But oddly, I am optimistic. I am hopeful.

About the state of the economy? No, not really. About the future of the auto-industry? I’m on the fence on that one, too.

I have hope because something huge is planted inside my heart: eternity. The same wise man who spoke about the meaninglessness of everything wrote that part of the problem is that we are finite beings with infinite hearts. We can’t see the whole scope of all that is going on in this world from beginning to end, but we long to understand. We long for something that makes sense.
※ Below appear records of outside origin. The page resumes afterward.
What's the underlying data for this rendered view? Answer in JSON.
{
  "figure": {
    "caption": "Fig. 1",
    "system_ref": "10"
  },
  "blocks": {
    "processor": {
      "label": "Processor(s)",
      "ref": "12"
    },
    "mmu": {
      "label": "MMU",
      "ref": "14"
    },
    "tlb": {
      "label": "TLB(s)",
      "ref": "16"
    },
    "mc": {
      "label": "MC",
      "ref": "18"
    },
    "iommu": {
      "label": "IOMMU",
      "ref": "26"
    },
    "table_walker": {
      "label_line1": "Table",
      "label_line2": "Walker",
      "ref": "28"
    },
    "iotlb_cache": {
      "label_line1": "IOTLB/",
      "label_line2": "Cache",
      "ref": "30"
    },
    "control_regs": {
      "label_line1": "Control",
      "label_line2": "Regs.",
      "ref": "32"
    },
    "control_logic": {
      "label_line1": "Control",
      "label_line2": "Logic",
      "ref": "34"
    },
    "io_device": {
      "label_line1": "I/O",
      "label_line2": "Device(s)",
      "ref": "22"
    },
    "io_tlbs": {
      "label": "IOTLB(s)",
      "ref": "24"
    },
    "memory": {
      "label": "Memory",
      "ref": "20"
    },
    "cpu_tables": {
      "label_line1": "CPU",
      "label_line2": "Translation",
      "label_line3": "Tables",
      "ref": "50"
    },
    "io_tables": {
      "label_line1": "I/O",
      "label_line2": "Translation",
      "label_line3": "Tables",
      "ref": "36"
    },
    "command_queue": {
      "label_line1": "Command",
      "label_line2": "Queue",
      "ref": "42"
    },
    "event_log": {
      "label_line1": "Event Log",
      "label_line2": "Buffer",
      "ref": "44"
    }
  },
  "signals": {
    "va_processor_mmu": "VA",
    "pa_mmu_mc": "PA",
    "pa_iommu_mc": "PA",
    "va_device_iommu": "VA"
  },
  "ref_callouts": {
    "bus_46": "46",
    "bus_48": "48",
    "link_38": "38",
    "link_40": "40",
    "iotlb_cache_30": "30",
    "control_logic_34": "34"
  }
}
We long for good news.

And that brings me to the source of my optimism and hope: Jesus.

Nearly two millenia ago, Jesus revealed himself as the architect of the world spinning outside my airplane window and the future architect of a new world where all that has seemed meaningless will have meaning. Jesus not only has eternity in his heart, he has it in his grasp. He can see from beginning to end.

But I can’t.

Because of my rebellion against his perfect will, my view is limited and I am part of the problem–we are all part of the problem.

But this is where hope steps into the picture. Jesus lived a perfect life and yet he was brutally executed as if he was part of the problem, too. And that execution, along with his miraculous resurrection from the dead became the solution once and for all. And from the first century until today, Jesus’ people have set about to bring this good news to the world, to become part of the solution. We set about to work against the pessimistic tide of our culture. We proclaim a hope that while things may seem meaningless, it’s only because we can’t see the beginning and the end. And we know that the solution starts with acknowledging a God who has eternity in his grasp.